Maai Geri: Front Kick
Oi Tzsuki Chudan: Moving Forward Stomach-level punch
Aage Uke: Face Punch Block

Annotate the videos. For this project, there were 11 annotations per label. Therefore, there were 33 annotations in total.

Train Model

Click on the Training tab under the Model Development Section and click on Train New Model.

Choose the Dataset and the Annotation set, and choose the AutoML option in the Model training method. Click on the Start Training button.

AutoML enables developers with limited machine-learning expertise to train high-quality models for their business needs and build custom machine-learning models in minutes.

The screen looks something like the following image.

Once the model training is completed, an email notification is received. Model training takes ~ 1 hour.

And the status of the model will be Finished.

Get Predictions

From the Vertex AI Dashboard, click Click Batch Prediction

In the New batch prediction tab, write the Batch prediction name and choose the model name and Destination path. Click the Create button.

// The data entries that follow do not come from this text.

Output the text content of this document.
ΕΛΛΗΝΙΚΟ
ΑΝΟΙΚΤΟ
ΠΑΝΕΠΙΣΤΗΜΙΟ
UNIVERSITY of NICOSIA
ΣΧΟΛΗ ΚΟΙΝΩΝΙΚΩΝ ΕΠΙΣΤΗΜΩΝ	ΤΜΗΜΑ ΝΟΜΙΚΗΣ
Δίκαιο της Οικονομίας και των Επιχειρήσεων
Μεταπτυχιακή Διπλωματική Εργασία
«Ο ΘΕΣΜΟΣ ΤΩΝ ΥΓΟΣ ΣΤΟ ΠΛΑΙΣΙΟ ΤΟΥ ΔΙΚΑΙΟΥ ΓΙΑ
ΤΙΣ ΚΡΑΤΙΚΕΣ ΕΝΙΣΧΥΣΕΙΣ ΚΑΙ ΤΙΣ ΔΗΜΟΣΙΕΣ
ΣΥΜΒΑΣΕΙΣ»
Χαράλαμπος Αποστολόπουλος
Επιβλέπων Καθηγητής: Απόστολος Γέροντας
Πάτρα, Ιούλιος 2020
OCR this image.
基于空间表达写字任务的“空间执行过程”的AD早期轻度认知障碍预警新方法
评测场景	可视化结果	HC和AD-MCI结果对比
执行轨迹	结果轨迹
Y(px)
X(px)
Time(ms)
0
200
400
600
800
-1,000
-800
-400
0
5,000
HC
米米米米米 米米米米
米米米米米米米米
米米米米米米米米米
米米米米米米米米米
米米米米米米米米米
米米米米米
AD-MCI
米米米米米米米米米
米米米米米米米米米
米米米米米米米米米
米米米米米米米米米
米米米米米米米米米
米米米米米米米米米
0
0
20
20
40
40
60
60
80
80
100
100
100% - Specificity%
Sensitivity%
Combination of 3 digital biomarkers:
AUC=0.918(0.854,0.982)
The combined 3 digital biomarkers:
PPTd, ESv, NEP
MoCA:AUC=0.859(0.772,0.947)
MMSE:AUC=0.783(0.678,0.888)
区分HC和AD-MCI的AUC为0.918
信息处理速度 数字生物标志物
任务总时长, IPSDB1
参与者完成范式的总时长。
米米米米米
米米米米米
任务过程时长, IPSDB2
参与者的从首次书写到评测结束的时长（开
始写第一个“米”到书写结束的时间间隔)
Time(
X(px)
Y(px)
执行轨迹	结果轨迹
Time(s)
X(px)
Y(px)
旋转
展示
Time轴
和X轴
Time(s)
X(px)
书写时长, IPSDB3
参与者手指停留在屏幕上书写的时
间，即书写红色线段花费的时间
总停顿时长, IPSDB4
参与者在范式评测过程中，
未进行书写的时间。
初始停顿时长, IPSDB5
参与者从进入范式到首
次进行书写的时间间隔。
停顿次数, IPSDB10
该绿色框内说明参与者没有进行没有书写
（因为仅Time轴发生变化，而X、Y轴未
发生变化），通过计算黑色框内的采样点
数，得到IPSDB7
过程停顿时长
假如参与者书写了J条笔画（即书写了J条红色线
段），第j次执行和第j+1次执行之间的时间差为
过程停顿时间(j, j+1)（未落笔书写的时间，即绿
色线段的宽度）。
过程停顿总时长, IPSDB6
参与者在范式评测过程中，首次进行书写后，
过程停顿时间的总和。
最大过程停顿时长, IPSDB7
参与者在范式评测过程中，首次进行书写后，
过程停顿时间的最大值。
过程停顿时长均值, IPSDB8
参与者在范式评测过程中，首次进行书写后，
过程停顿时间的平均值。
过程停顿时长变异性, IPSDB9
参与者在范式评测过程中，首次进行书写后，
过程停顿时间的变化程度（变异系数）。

In the cloud storage, add a pred.jsonl file. JSONL is a human-readable language to store and communicate data objects in a single line

JSONL file looks something like this:

{"content": "gs://cloud-ai-platform-29df1d5e-efde-4329-a061-654f3620c290/SaveTube.io-Age Uke-(480p).mp4", "mimeType": "video/mp4", "timeSegmentStart": "5.0s", "timeSegmentEnd": "8.0s"}

The JSONL file has the following keys:

Content: Path to file to be predicted
mimeType: Type of file
timeSegmentStart: Start time of the video to be predicted
timeSegmentEnd: End time of the video to be predicted

Once the predictions are ready, an email notification will be received in the Inbox.

The result looks like the following image.

The prediction file looks something like this:

{"instance":{"content":"gs://cloud-ai-platform-29df1d5e-efde-4329-a061-654f3620c290/SaveTube.io-Age Uke-(480p).mp4","mimeType":"video/mp4","timeSegmentStart":"5.0s","timeSegmentEnd":"8.0s"},"prediction":["aage_uke"]}

The prediction file has the following keys:

Instance: Contents of the JSONL file
Prediction: The predicted value. In this case, aage_uke was predicted.

This file can be found on our chosen destination path while creating the batch prediction.

Conclusion

This project costs $4.30 using Google Cloud Vertex AI and Cloud Storage. Thank you for reading so far.